"Whither does he wander now?" said Christabel, softly repeating lines learnt long ago.

"Haply in his dreams the wind
Wafts him here and lets him find
The lovely orphan child again,
In her castle by the coast;
The youngest fairest chatelaine,
That this realm of France can boast,
Our snowdrop by the Atlantic sea,
Iseult of Brittany,"

"Poor Iseult of the White Hand," said a voice at Christabel's shoulder, "after all was not her lot the saddest—had not she the best claim to our pity?"

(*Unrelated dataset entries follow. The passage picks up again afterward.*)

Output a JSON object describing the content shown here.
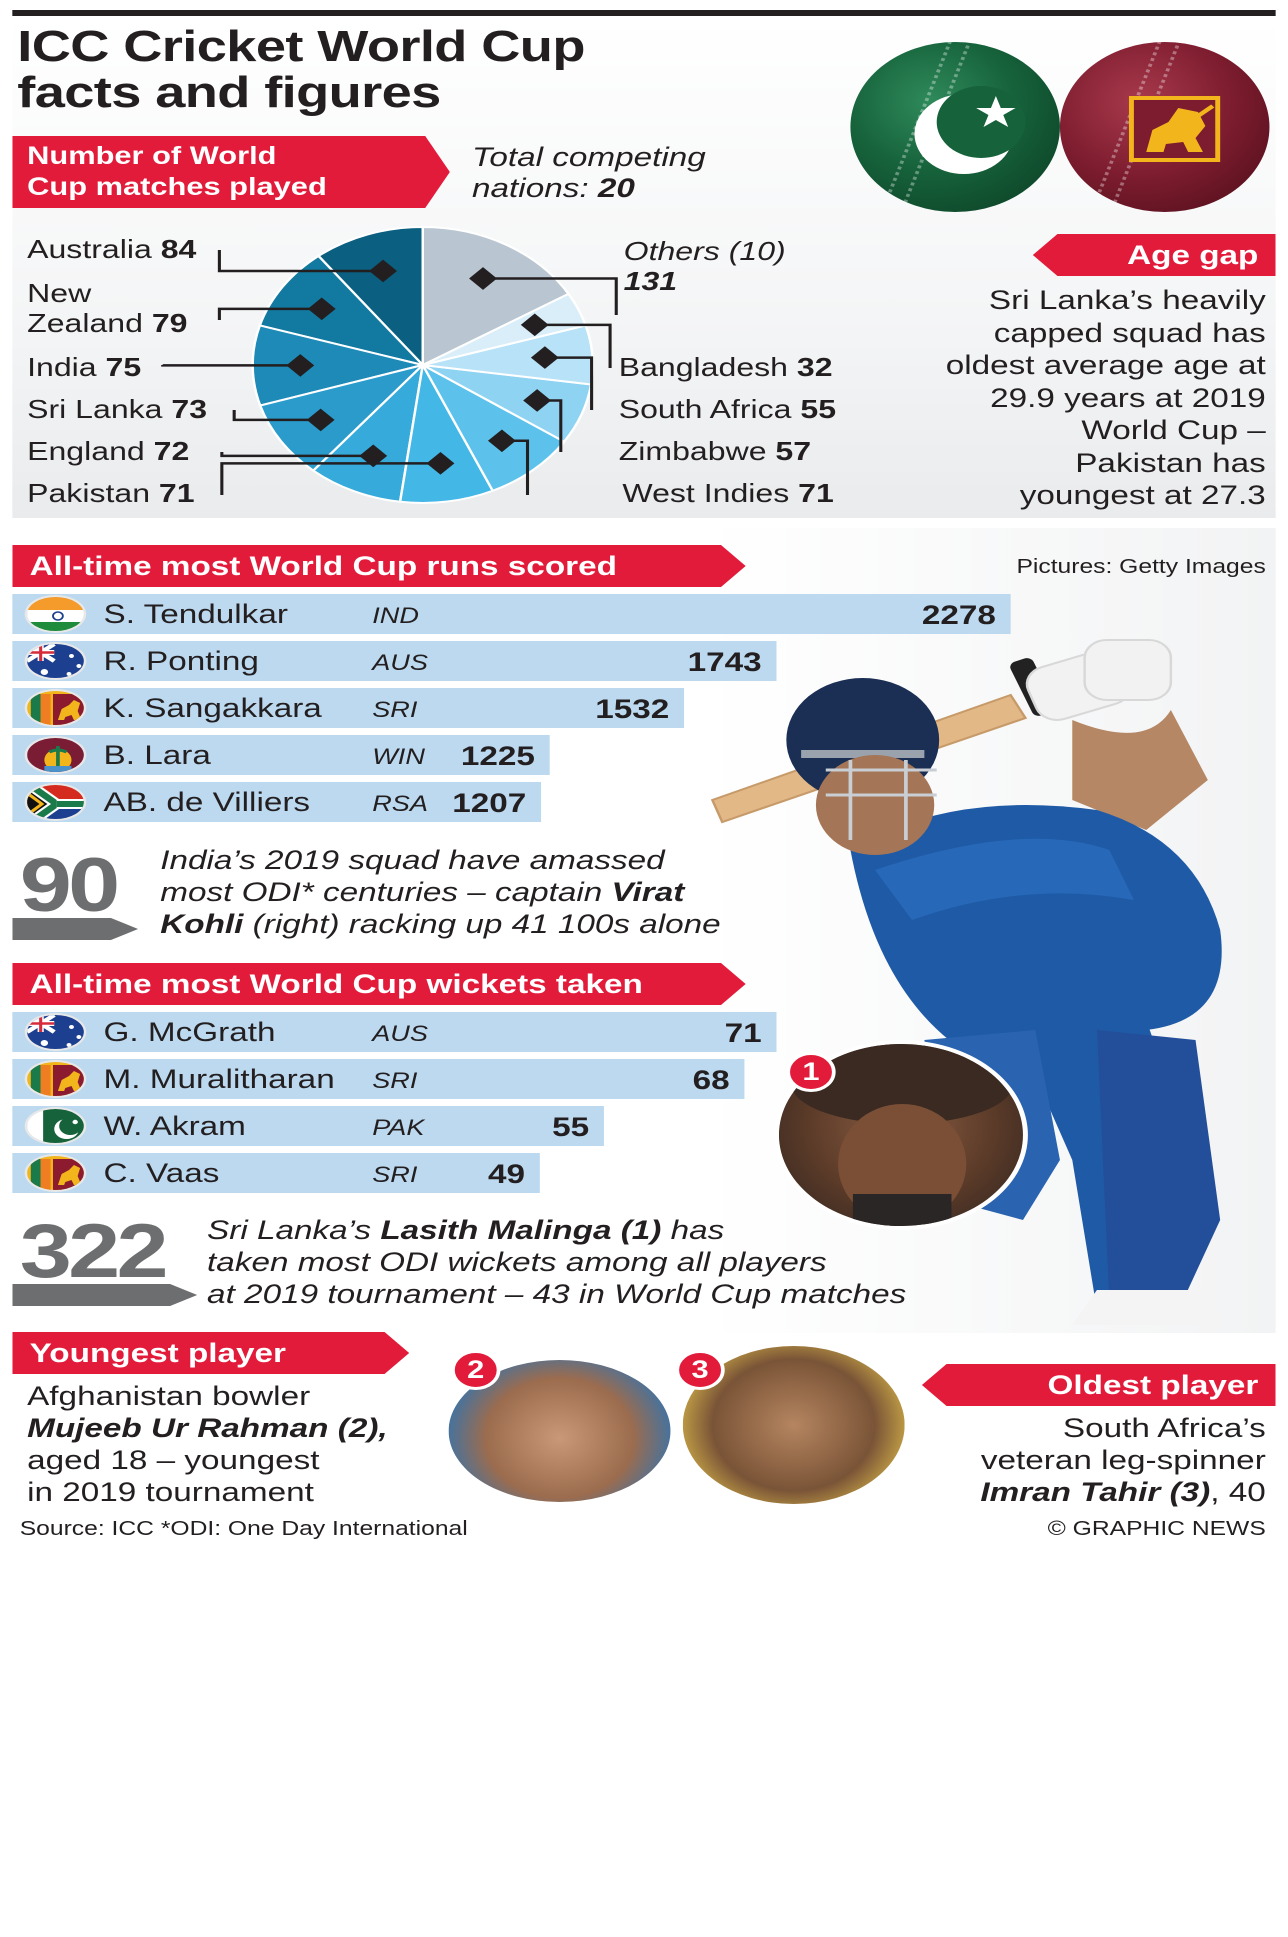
{
  "title_line1": "ICC Cricket World Cup",
  "title_line2": "facts and figures",
  "matches_section": {
    "ribbon_line1": "Number of World",
    "ribbon_line2": "Cup matches played",
    "nations_line1": "Total competing",
    "nations_prefix": "nations: ",
    "nations_count": "20"
  },
  "chart_data": [
    {
      "type": "pie",
      "title": "Number of World Cup matches played",
      "categories": [
        "Australia",
        "New Zealand",
        "India",
        "Sri Lanka",
        "England",
        "Pakistan",
        "West Indies",
        "Zimbabwe",
        "South Africa",
        "Bangladesh",
        "Others (10)"
      ],
      "values": [
        84,
        79,
        75,
        73,
        72,
        71,
        71,
        57,
        55,
        32,
        131
      ],
      "colors": [
        "#0b5f80",
        "#127aa0",
        "#1d8ab8",
        "#2a9bcb",
        "#35aadb",
        "#43b7e6",
        "#5cc2ec",
        "#8fd3f3",
        "#b8e2f7",
        "#d9eef9",
        "#b9c6d1"
      ]
    },
    {
      "type": "bar",
      "title": "All-time most World Cup runs scored",
      "categories": [
        "S. Tendulkar",
        "R. Ponting",
        "K. Sangakkara",
        "B. Lara",
        "AB. de Villiers"
      ],
      "teams": [
        "IND",
        "AUS",
        "SRI",
        "WIN",
        "RSA"
      ],
      "values": [
        2278,
        1743,
        1532,
        1225,
        1207
      ]
    },
    {
      "type": "bar",
      "title": "All-time most World Cup wickets taken",
      "categories": [
        "G. McGrath",
        "M. Muralitharan",
        "W. Akram",
        "C. Vaas"
      ],
      "teams": [
        "AUS",
        "SRI",
        "PAK",
        "SRI"
      ],
      "values": [
        71,
        68,
        55,
        49
      ]
    }
  ],
  "pie_labels": [
    {
      "name": "Australia ",
      "value": "84"
    },
    {
      "name": "New",
      "name2": "Zealand ",
      "value": "79"
    },
    {
      "name": "India ",
      "value": "75"
    },
    {
      "name": "Sri Lanka ",
      "value": "73"
    },
    {
      "name": "England ",
      "value": "72"
    },
    {
      "name": "Pakistan ",
      "value": "71"
    },
    {
      "name": "West Indies ",
      "value": "71"
    },
    {
      "name": "Zimbabwe ",
      "value": "57"
    },
    {
      "name": "South Africa ",
      "value": "55"
    },
    {
      "name": "Bangladesh ",
      "value": "32"
    },
    {
      "name": "Others (10)",
      "value": "131"
    }
  ],
  "age_gap": {
    "ribbon": "Age gap",
    "text": "Sri Lanka’s heavily capped squad has oldest average age at 29.9 years at 2019 World Cup – Pakistan has youngest at 27.3"
  },
  "runs_section": {
    "ribbon": "All-time most World Cup runs scored",
    "credit": "Pictures: Getty Images",
    "rows": [
      {
        "name": "S. Tendulkar",
        "team": "IND",
        "value": "2278",
        "flag": "india-flag-icon"
      },
      {
        "name": "R. Ponting",
        "team": "AUS",
        "value": "1743",
        "flag": "australia-flag-icon"
      },
      {
        "name": "K. Sangakkara",
        "team": "SRI",
        "value": "1532",
        "flag": "sri-lanka-flag-icon"
      },
      {
        "name": "B. Lara",
        "team": "WIN",
        "value": "1225",
        "flag": "west-indies-flag-icon"
      },
      {
        "name": "AB. de Villiers",
        "team": "RSA",
        "value": "1207",
        "flag": "south-africa-flag-icon"
      }
    ]
  },
  "centuries": {
    "number": "90",
    "line1": "India’s 2019 squad have amassed",
    "line2a": "most ODI* centuries – captain ",
    "line2b": "Virat",
    "line3a": "Kohli",
    "line3b": " (right) racking up 41 100s alone"
  },
  "wickets_section": {
    "ribbon": "All-time most World Cup wickets taken",
    "rows": [
      {
        "name": "G. McGrath",
        "team": "AUS",
        "value": "71",
        "flag": "australia-flag-icon"
      },
      {
        "name": "M. Muralitharan",
        "team": "SRI",
        "value": "68",
        "flag": "sri-lanka-flag-icon"
      },
      {
        "name": "W. Akram",
        "team": "PAK",
        "value": "55",
        "flag": "pakistan-flag-icon"
      },
      {
        "name": "C. Vaas",
        "team": "SRI",
        "value": "49",
        "flag": "sri-lanka-flag-icon"
      }
    ]
  },
  "malinga": {
    "number": "322",
    "line1a": "Sri Lanka’s ",
    "line1b": "Lasith Malinga (1)",
    "line1c": " has",
    "line2": "taken most ODI wickets among all players",
    "line3": "at 2019 tournament – 43 in World Cup matches"
  },
  "youngest": {
    "ribbon": "Youngest player",
    "line1": "Afghanistan bowler",
    "line2": "Mujeeb Ur Rahman (2),",
    "line3": "aged 18 – youngest",
    "line4": "in 2019 tournament"
  },
  "oldest": {
    "ribbon": "Oldest player",
    "line1": "South Africa’s",
    "line2": "veteran leg-spinner",
    "line3a": "Imran Tahir (3)",
    "line3b": ", 40"
  },
  "badges": [
    "1",
    "2",
    "3"
  ],
  "footer": {
    "source": "Source: ICC *ODI: One Day International",
    "copyright": "© GRAPHIC NEWS"
  },
  "colors": {
    "ribbon_red": "#e31b3b",
    "bar_blue": "#bcd9ef",
    "big_number_grey": "#6d6e70"
  }
}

Christabel started, turned, and she and Angus Hamleigh looked in each other's faces in the clear bright light. It was over four years since they had parted, tenderly, fondly, as plighted husband and wife, locked in each other's arms, promising each other speedy reunion, ineffably happy in their assurance of a future to be spent together: and now they met with pale cheeks, and lips dressed in a society smile—eyes—to which tears would have been a glad relief—assuming a careless astonishment.

"You here, Mr. Hamleigh!" cried Jessie, seeing Christabel's lips quiver dumbly, as if in the vain attempt at words, and rushing to the rescue. "We were told you were in Russia."

"I have been in Russia. I spent last winter at Petersburg—the only place where caviare and Adelina Patti are to be enjoyed in perfection—and I spent a good deal of this summer that is just gone in the Caucasus."

"How nice!" exclaimed Jessie, as if he had been talking of Buxton or Malvern. "And did you really enjoy it?"

"Immensely. All I ever saw in Switzerland is as nothing compared with the gloomy grandeur of that mighty semicircle of mountain peaks, of which Elburz, the shining mountain, the throne of Ormuzd, occupies the centre."

"And how do you happen to be here—on this insignificant mound?" asked Jessie.

"Tintagel's surge-beat hill can never seem insignificant to me. National poetry has peopled it—while the Caucasus is only a desert."